How best get rid of SELinux?

[Mike McCarty]

Arthur Pemberton wrote:
> On 9/21/07, Mike McCarty <Mike.McCarty at sbcglobal.net> wrote:
> 
>>Arthur Pemberton wrote:
>>
>>>On 9/21/07, Mike McCarty <Mike.McCarty at sbcglobal.net> wrote:
>>>
>>>
>>>>Arthur Pemberton wrote:
>>>>
>>>>
>>>>>That comment doesn't seem to have been written with the intention of
>>>>>attracting constructive responses. I fear sysadmins who are always
>>>>>quick to say that they don't have time.
>>>>
>>>>I fear people who believe that they know better than me what
>>>>software to install and run on my own machine.
>>>
>>>
>>>Feel free to point those people out.
>>>
>>
>>Arthur Pemberton, for one.
> 
> 
> I have not argued that _you_ should run SELinux. I'm just arguing that
> SELinux is the waste of time that people make it seem.
> 
> If I did infact attempt to tell you what software should run on your
> own machine, my apologies. However, removing SELinux wholesale takes

Accepted.

> away my opportunity to use it, keeping it allows you to use it, or
> disable it.

Umm, I haven't lobbied for that. What I have lobbied for is the
ability to install or not. I haven't lobbied for removing it.
If you want to run SELinux, fine for you. I don't. I don't want
it on my machine. So far, RH has provided tools which only know
how to install a version of Linux which has SELinux in it. I'd
like the option NOT to install it, and have it not be on my
machine.

When I installed, there were a LOT of packages I chose not to
install. Like PERL DEVEL, for example. I don't have little bits
and pieces of PERL DEVEL running at odd moments and doing little
things, waking up and realizing they have nothing to do, then
going back to sleep every so often. How would you feel if the
PERL DEVEL package (or pick any other package you didn't want,
say Open Office) ALWAYS installed, running every so often, checking
if you wanted them to do something, deciding that you didn't
and then go back to sleep?

What if GCC were a non-optional part of the distro, and that
it woke up several times a second, checked for files to
compile in the "to be compiled spool queue", and then
would go back to sleep? Each time a file got saved from an
editor, it would wake up and check for a .C or .H extension,
check it's enforcement rules, and if it thought it needed
to would automatically kick off a compile. And you couldn't
remove it?

Wouldn't you have a natural reaction of WTH IS THAT CRAP DOING
ON MY MACHINE? I didn't want to install it!
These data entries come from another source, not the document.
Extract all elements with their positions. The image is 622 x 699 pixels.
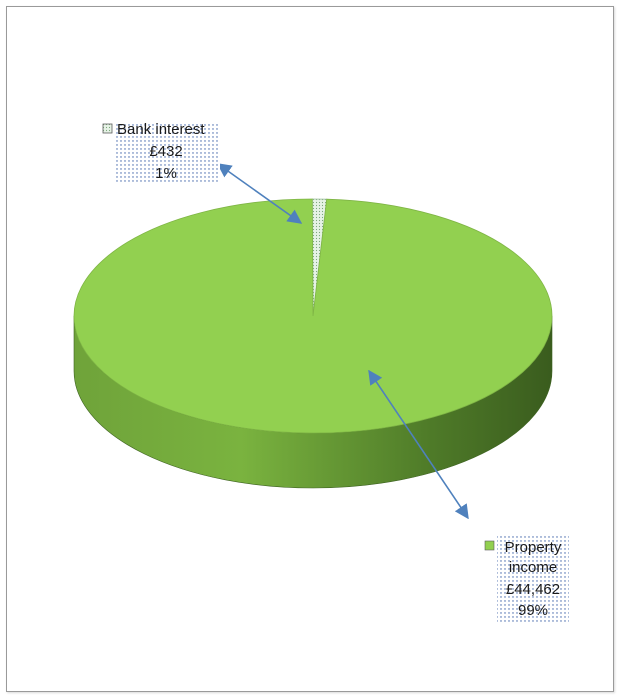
bank-interest-legend-key (102, 123, 113, 134)
property-income-label-value: £44,462 (506, 581, 560, 598)
property-income-leader-arrow (368, 369, 469, 520)
bank-interest-label-percent: 1% (155, 165, 177, 182)
bank-interest-label-value: £432 (149, 143, 182, 160)
property-income-legend-key (484, 540, 495, 551)
property-income-label-name: Property (505, 539, 562, 556)
bank-interest-data-label: Bank interest £432 1% (102, 121, 220, 184)
bank-interest-leader-arrow (216, 163, 303, 224)
property-income-label-name-2: income (509, 559, 557, 576)
bank-interest-label-name: Bank interest (117, 121, 205, 138)
property-income-label-percent: 99% (518, 602, 548, 619)
property-income-data-label: Property income £44,462 99% (484, 536, 569, 622)
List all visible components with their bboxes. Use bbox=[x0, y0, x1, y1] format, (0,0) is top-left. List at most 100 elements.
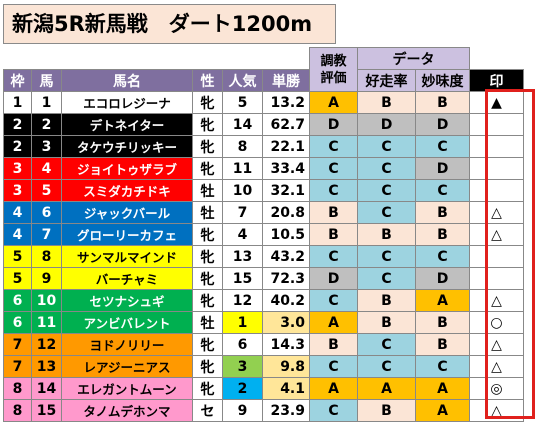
cell-popularity: 10 bbox=[222, 179, 263, 202]
cell-sex: 牝 bbox=[192, 91, 223, 114]
cell-popularity: 3 bbox=[222, 355, 263, 378]
cell-uma: 14 bbox=[31, 377, 62, 400]
cell-name: スミダカチドキ bbox=[61, 179, 193, 202]
cell-uma: 9 bbox=[31, 267, 62, 290]
table-row: 4 6 ジャックバール牡 7 20.8 B C B △ bbox=[3, 201, 524, 224]
table-row: 6 10 セツナシュギ牝 12 40.2 C B A △ bbox=[3, 289, 524, 312]
table-row: 2 3 タケウチリッキー牝 8 22.1 C C C bbox=[3, 135, 524, 158]
cell-name: ヨドノリリー bbox=[61, 333, 193, 356]
cell-mark bbox=[469, 179, 524, 202]
cell-uma: 12 bbox=[31, 333, 62, 356]
header-name: 馬名 bbox=[61, 69, 193, 92]
cell-training: B bbox=[309, 201, 358, 224]
cell-blood: C bbox=[415, 135, 470, 158]
cell-name: アンビバレント bbox=[61, 311, 193, 334]
cell-mark: △ bbox=[469, 333, 524, 356]
cell-name: グローリーカフェ bbox=[61, 223, 193, 246]
cell-trend: C bbox=[357, 245, 416, 268]
cell-blood: D bbox=[415, 267, 470, 290]
cell-training: D bbox=[309, 113, 358, 136]
header-training-line1: 調教 bbox=[320, 53, 347, 69]
cell-sex: 牝 bbox=[192, 223, 223, 246]
cell-training: C bbox=[309, 355, 358, 378]
cell-uma: 3 bbox=[31, 135, 62, 158]
cell-sex: 牝 bbox=[192, 333, 223, 356]
cell-trend: B bbox=[357, 399, 416, 422]
cell-waku: 2 bbox=[3, 135, 32, 158]
cell-mark: △ bbox=[469, 289, 524, 312]
cell-mark bbox=[469, 135, 524, 158]
cell-odds: 9.8 bbox=[262, 355, 310, 378]
cell-sex: 牝 bbox=[192, 267, 223, 290]
cell-trend: B bbox=[357, 311, 416, 334]
cell-popularity: 2 bbox=[222, 377, 263, 400]
cell-waku: 8 bbox=[3, 377, 32, 400]
cell-mark: ▲ bbox=[469, 91, 524, 114]
cell-mark: ◎ bbox=[469, 377, 524, 400]
cell-popularity: 14 bbox=[222, 113, 263, 136]
cell-odds: 20.8 bbox=[262, 201, 310, 224]
cell-mark bbox=[469, 245, 524, 268]
cell-sex: 牝 bbox=[192, 377, 223, 400]
cell-popularity: 1 bbox=[222, 311, 263, 334]
cell-blood: B bbox=[415, 311, 470, 334]
table-row: 4 7 グローリーカフェ牝 4 10.5 B B B △ bbox=[3, 223, 524, 246]
table-row: 6 11 アンビバレント牡 1 3.0 A B B ○ bbox=[3, 311, 524, 334]
cell-uma: 6 bbox=[31, 201, 62, 224]
cell-odds: 72.3 bbox=[262, 267, 310, 290]
cell-popularity: 8 bbox=[222, 135, 263, 158]
cell-trend: C bbox=[357, 179, 416, 202]
cell-popularity: 4 bbox=[222, 223, 263, 246]
table-row: 3 4 ジョイトゥザラブ牝 11 33.4 C C D bbox=[3, 157, 524, 180]
cell-trend: B bbox=[357, 91, 416, 114]
cell-name: エコロレジーナ bbox=[61, 91, 193, 114]
cell-name: タケウチリッキー bbox=[61, 135, 193, 158]
header-training: 調教 評価 bbox=[309, 47, 358, 92]
table-row: 5 9 バーチャミ牝 15 72.3 D C D bbox=[3, 267, 524, 290]
cell-mark bbox=[469, 157, 524, 180]
cell-name: ジャックバール bbox=[61, 201, 193, 224]
cell-name: エレガントムーン bbox=[61, 377, 193, 400]
cell-training: A bbox=[309, 91, 358, 114]
cell-odds: 13.2 bbox=[262, 91, 310, 114]
table-row: 1 1 エコロレジーナ牝 5 13.2 A B B ▲ bbox=[3, 91, 524, 114]
cell-training: C bbox=[309, 289, 358, 312]
cell-odds: 22.1 bbox=[262, 135, 310, 158]
cell-name: レアジーニアス bbox=[61, 355, 193, 378]
cell-uma: 8 bbox=[31, 245, 62, 268]
table-row: 7 13 レアジーニアス牝 3 9.8 C C C △ bbox=[3, 355, 524, 378]
cell-trend: C bbox=[357, 333, 416, 356]
header-training-line2: 評価 bbox=[320, 70, 347, 86]
cell-sex: 牝 bbox=[192, 355, 223, 378]
cell-trend: B bbox=[357, 289, 416, 312]
table-row: 8 15 タノムデホンマセ 9 23.9 C B A △ bbox=[3, 399, 524, 422]
cell-uma: 5 bbox=[31, 179, 62, 202]
cell-uma: 11 bbox=[31, 311, 62, 334]
cell-blood: C bbox=[415, 355, 470, 378]
cell-blood: D bbox=[415, 113, 470, 136]
cell-trend: C bbox=[357, 201, 416, 224]
cell-trend: A bbox=[357, 377, 416, 400]
cell-popularity: 5 bbox=[222, 91, 263, 114]
header-spacer-mark bbox=[470, 48, 524, 70]
cell-waku: 1 bbox=[3, 91, 32, 114]
header-popularity: 人気 bbox=[222, 69, 263, 92]
cell-training: C bbox=[309, 157, 358, 180]
cell-waku: 7 bbox=[3, 333, 32, 356]
header-trend: 好走率 bbox=[357, 69, 416, 92]
cell-uma: 15 bbox=[31, 399, 62, 422]
cell-uma: 13 bbox=[31, 355, 62, 378]
header-sex: 性 bbox=[192, 69, 223, 92]
cell-blood: C bbox=[415, 179, 470, 202]
header-mark: 印 bbox=[469, 69, 524, 92]
cell-blood: A bbox=[415, 377, 470, 400]
cell-odds: 33.4 bbox=[262, 157, 310, 180]
header-data-group: データ bbox=[357, 47, 470, 70]
cell-mark: △ bbox=[469, 223, 524, 246]
cell-training: A bbox=[309, 311, 358, 334]
cell-trend: C bbox=[357, 157, 416, 180]
cell-popularity: 6 bbox=[222, 333, 263, 356]
cell-uma: 4 bbox=[31, 157, 62, 180]
cell-name: ジョイトゥザラブ bbox=[61, 157, 193, 180]
cell-waku: 8 bbox=[3, 399, 32, 422]
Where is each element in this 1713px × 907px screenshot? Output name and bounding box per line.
Would you be mollified by "Well, all you have to do is
set a flag, and then every time GCC woke up, it would
know that you didn't want to compile, and it would go
back to sleep, but it would be even better if you developed
a good set of rules so it could automatically compile
for you when you need it."? And if you argued "I don't
EVER want to compile like that" the answer is "But you
SHOULD, and we're not all going to do things your way!
And if we remove that, then those of us who want it
won't have it!"

What if ALL the development packages worked that way?
PERL, TCL, GCC, G++, FORTRAN, PASCAL, all those compilers
get a shot at files when they get saved, and based
on rules they would take action. If you don't want
that, well just set the "disable" flag for each of them.
Open Office. You name it. Make all of them get a shot
at each file and see what they need to do.

Ridiculous?

Well, that's my reaction to SELinux. I don't want it, and
see no reason for me to put up with it if I don't care to,
even in a "disabled" state.

Frankly, I don't understand why ANYONE would not prefer
things the way I see them. I don't understand the idea
of installing lots of code, which wakes up and realizes
it has nothing to do over and over, by noting a "disabled"
flag. Translate what we're being asked to accept with
SELinux to other packages, and it seems ludicrous.[*]

ISTM that a preferable way to handle it is to change the
implementation such that one simply does not install
what one does not want. The fact that a "disable" state
exists proves that some, at least, of the supporters
and developers of SELinux recognize that not everyone
will want it. Why force those who don't want it to install
it, run it, but make it do nothing?

[*] Well, it does to me, anyway. If the scenarios I described
above seem natural to you, then we don't have much in common.

Mike
-- 
p="p=%c%s%c;main(){printf(p,34,p,34);}";main(){printf(p,34,p,34);}
Oppose globalization and One World Governments like the UN.
This message made from 100% recycled bits.
You have found the bank of Larn.
I can explain it for you, but I can't understand it for you.
I speak only for myself, and I am unanimous in that!